Golden v. State, 275 So. 3d 262 (2019)

July 10, 2019 · District Court of Appeal of Florida, First District · No. 1D19-794
275 So. 3d 262

Antuan R. GOLDEN, Appellant,
v.
STATE of Florida, Appellee.

No. 1D19-794

District Court of Appeal of Florida, First District.

July 10, 2019

Antuan R. Golden, pro se, Appellant.

Ashley Moody, Attorney General, Tallahassee, for Appellee.

Per Curiam.

We affirm without discussion the denial of Appellant's rule 3.800 motion challenging the legality of his habitual felony offender designation. Additionally, because the claim raised by Appellant in this motion is exactly the same as the as the claim he raised in a prior rule 3.800 motion that was denied on the merits and affirmed on appeal,1 we find this appeal to be frivolous and an abuse of process. See State v. McBride , 848 So. 2d 287, 291 (Fla. 2003) ("Collateral estoppel ... precludes a defendant from rearguing in a successive rule 3.800 motion the same issue argued in a prior motion."); Carroll v.
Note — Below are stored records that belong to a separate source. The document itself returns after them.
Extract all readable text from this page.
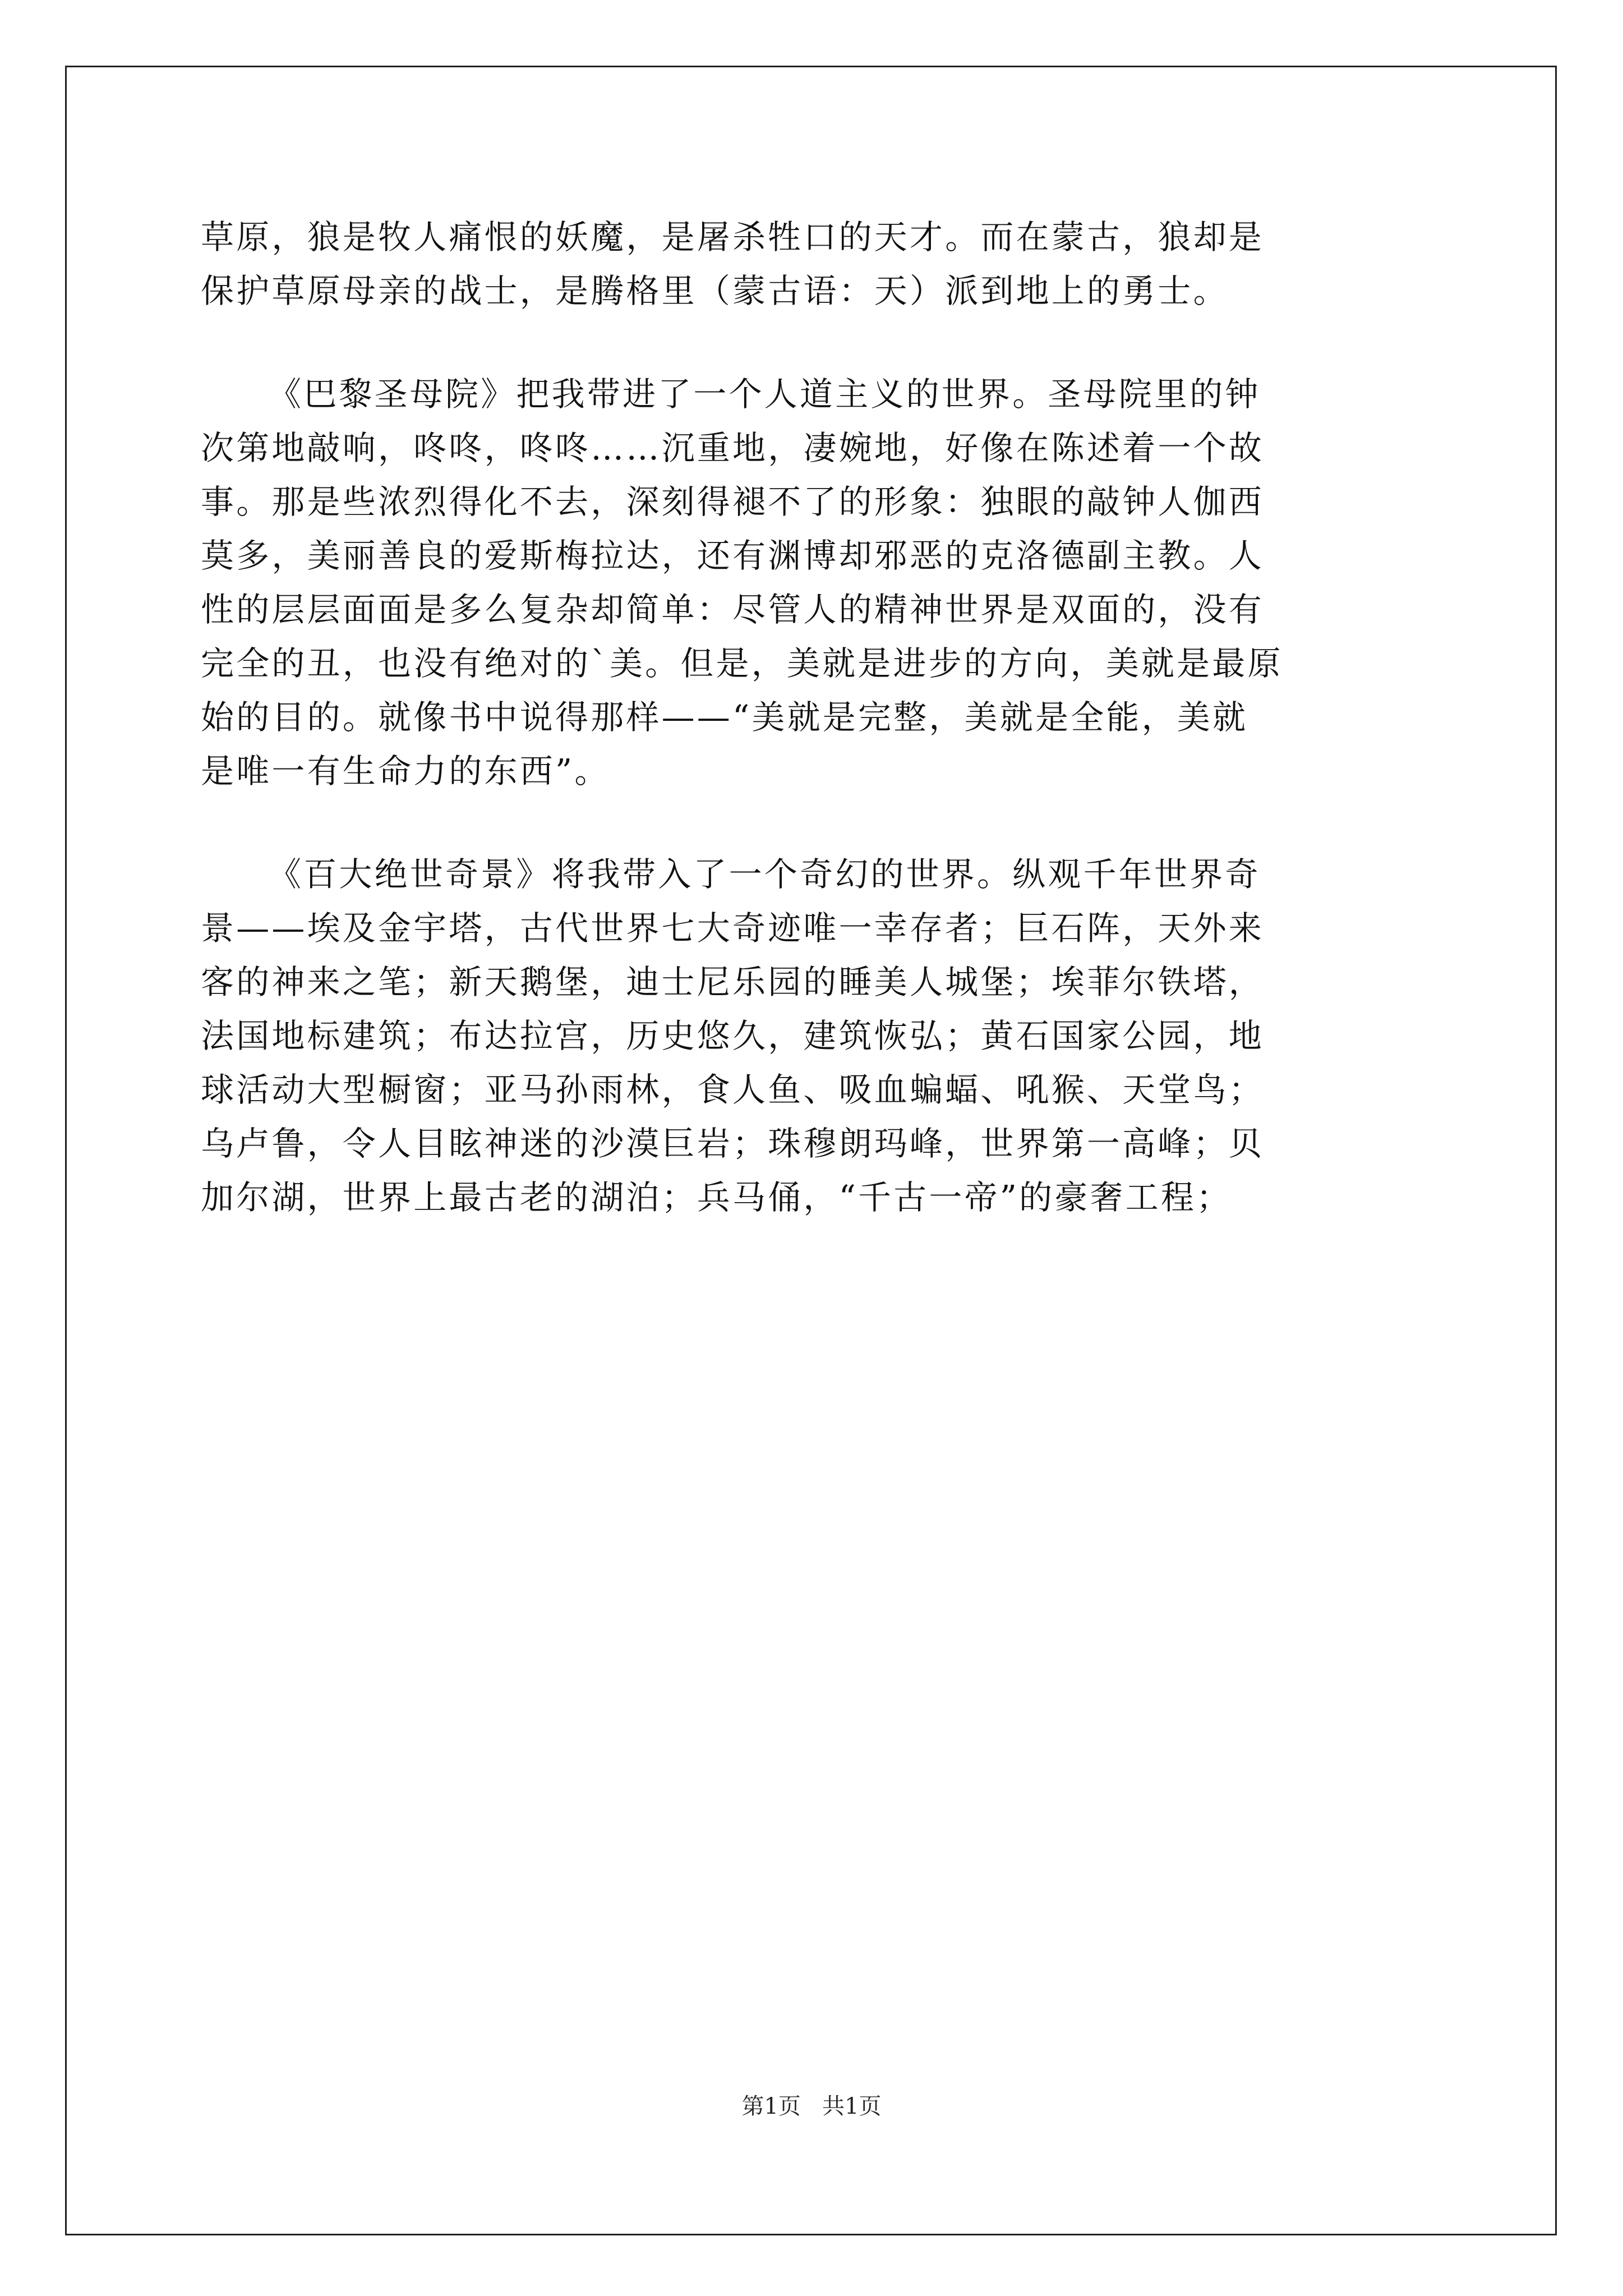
草原，狼是牧人痛恨的妖魔，是屠杀牲口的天才。而在蒙古，狼却是
保护草原母亲的战士，是腾格里（蒙古语：天）派到地上的勇士。
《巴黎圣母院》把我带进了一个人道主义的世界。圣母院里的钟
次第地敲响，咚咚，咚咚……沉重地，凄婉地，好像在陈述着一个故
事。那是些浓烈得化不去，深刻得褪不了的形象：独眼的敲钟人伽西
莫多，美丽善良的爱斯梅拉达，还有渊博却邪恶的克洛德副主教。人
性的层层面面是多么复杂却简单：尽管人的精神世界是双面的，没有
完全的丑，也没有绝对的`美。但是，美就是进步的方向，美就是最原
始的目的。就像书中说得那样——“美就是完整，美就是全能，美就
是唯一有生命力的东西”。
《百大绝世奇景》将我带入了一个奇幻的世界。纵观千年世界奇
景——埃及金宇塔，古代世界七大奇迹唯一幸存者；巨石阵，天外来
客的神来之笔；新天鹅堡，迪士尼乐园的睡美人城堡；埃菲尔铁塔，
法国地标建筑；布达拉宫，历史悠久，建筑恢弘；黄石国家公园，地
球活动大型橱窗；亚马孙雨林，食人鱼、吸血蝙蝠、吼猴、天堂鸟；
乌卢鲁，令人目眩神迷的沙漠巨岩；珠穆朗玛峰，世界第一高峰；贝
加尔湖，世界上最古老的湖泊；兵马俑，“千古一帝”的豪奢工程；
第1页   共1页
State , 192 So. 3d 525, 526-27 (Fla. 1st DCA 2016) ("The postconviction process does not exist simply to give prisoners something to do in order to help them pass the time as they serve their sentences, and every minute the courts are required to spend on meritless postconviction filings is time that cannot be spent on other potentially meritorious cases."). Accordingly, we direct the Clerk to forward a certified copy of this opinion to the appropriate institution within the Department of Corrections for potential disciplinary action against Appellant pursuant to section 944.279, Florida Statutes, and the Department's rules. See Ponton v. Willis , 172 So. 3d 574, 576 (Fla. 1st DCA 2015) (explaining that a Spencer order is not required before referring the inmate for disciplinary action based upon a frivolous filing).

AFFIRMED .

B.L. Thomas, Wetherell, and M.K. Thomas, JJ., concur.